1143 Lowest Common Ancestor (30 分)
The lowest common ancestor (LCA) of two nodes U and V in a tree is the deepest node that has both U and V as descendants.
A binary search tree (BST) is recursively defined as a binary tree which has the following properties:
- The left subtree of a node contains only nodes with keys less than the node's key.
- The right subtree of a node contains only nodes with keys greater than or equal to the node's key.
- Both the left and right subtrees must also be binary search trees.

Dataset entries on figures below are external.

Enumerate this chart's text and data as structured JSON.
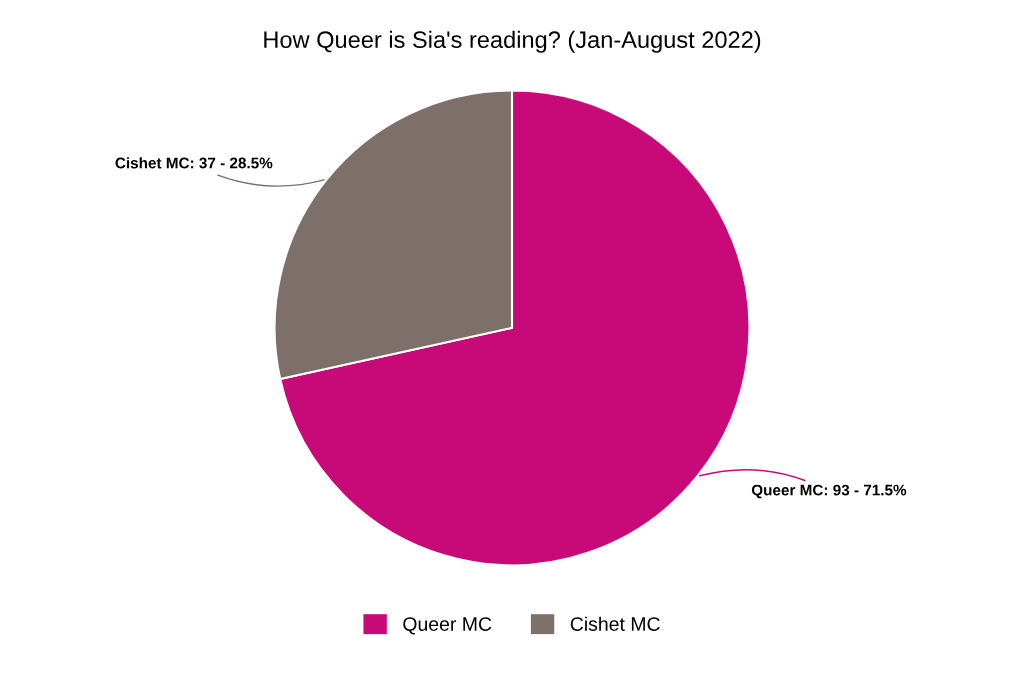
{
  "chart_data": {
    "type": "pie",
    "title": "How Queer is Sia's reading? (Jan-August 2022)",
    "categories": [
      "Queer MC",
      "Cishet MC"
    ],
    "values": [
      93,
      37
    ],
    "colors": [
      "#c80a78",
      "#7d706b"
    ],
    "value_labels": [
      "Queer MC: 93 - 71.5%",
      "Cishet MC: 37 - 28.5%"
    ],
    "legend": "bottom"
  }
}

Given any two nodes in a BST, you are supposed to find their LCA.
Input Specification:
Each input file contains one test case. For each case, the first line gives two positive integers: M (≤1,000), the number of pairs of nodes to be tested; and N (≤ 10,000), the number of keys in the BST, respectively. In the second line, N distinct integers are given as the preorder traversal sequence of the BST. Then M lines follow, each contains a pair of integer keys U and V. All the keys are in the range of int.
Output Specification:
For each given pair of U and V, print in a line LCA of U and V is A.
if the LCA is found and A
is the key. But if A
is one of U and V, print X is an ancestor of Y.
where X
is A
and Y
is the other node. If U or V is not found in the BST, print in a line ERROR: U is not found.
or ERROR: V is not found.
or ERROR: U and V are not found.
.
Sample Input:
6 8
6 3 1 2 5 4 8 7
2 5
8 7
1 9
12 -3
0 8
99 99
Sample Output:
LCA of 2 and 5 is 3.
8 is an ancestor of 7.
ERROR: 9 is not found.
ERROR: 12 and -3 are not found.
ERROR: 0 is not found.
ERROR: 99 and 99 are not found.
题意:
给你一棵二叉排序树的先序序列,求每次询问的LCA(最近公共祖先)
思路:
题目已知是一棵二叉排序树,其实将每个结点排序后得出的即是中序遍历,即已知中序和前序,建树,然后求LCA
#include<iostream>
#include<algorithm>
using namespace std;
const int maxn=10005;
int m,n;
struct node
{
int data;
node *lchild,*rchild;
};
bool cmp(int a,int b)
{
return a<b;
}
int pre[maxn];
int in[maxn];
node *build(int prel,int prer,int inl,int inr)
{
if(inl>inr)
return NULL;
int p1,p2;
node *root=new node;
root->data=pre[prel];
p1=inl;
while(in[p1]!=pre[prel])
p1++;//p1是根的位置
p2=p1-inl;
root->lchild=build(prel+1,prel+p2,inl,p1-1);
root->rchild=build(prel+p2+1,prer,p1+1,inr);
return root;
}
node *lca(node *root,int u,int v)
{
if(root==NULL)
return NULL;
if(root->data==u||root->data==v)
return root;
node *left=lca(root->lchild,u,v);
node *right=lca(root->rchild,u,v);
if(left&&right)
return root;
return left==NULL?right:left;
}
bool find(int u)//找是否存在于序列中
{
for(int i=0;i<n;i++)
{
if(u==pre[i])
return true;
}
return false;
}
int main()
{
scanf("%d%d",&m,&n);
for(int i=0;i<n;i++)
{
scanf("%d",&pre[i]);
in[i]=pre[i];
}
sort(in,in+n,cmp);
//这样就得到了层次遍历和前序遍历
node *root=build(0,n-1,0,n-1);
while(m--)
{
int u,v;
scanf("%d%d",&u,&v);
if(find(u)==false&&find(v)==false)
printf("ERROR: %d and %d are not found.\n",u,v);
else if(find(u)==false||find(v)==false)
printf("ERROR: %d is not found.\n",find(u)==false?u:v);
else
{
node *ans=lca(root,u,v);
if(ans->data==u||ans->data==v)
printf("%d is an ancestor of %d.\n",ans->data==u?u:v,ans->data==u?v:u);
else
printf("LCA of %d and %d is %d.\n",u,v,ans->data);
}
}
}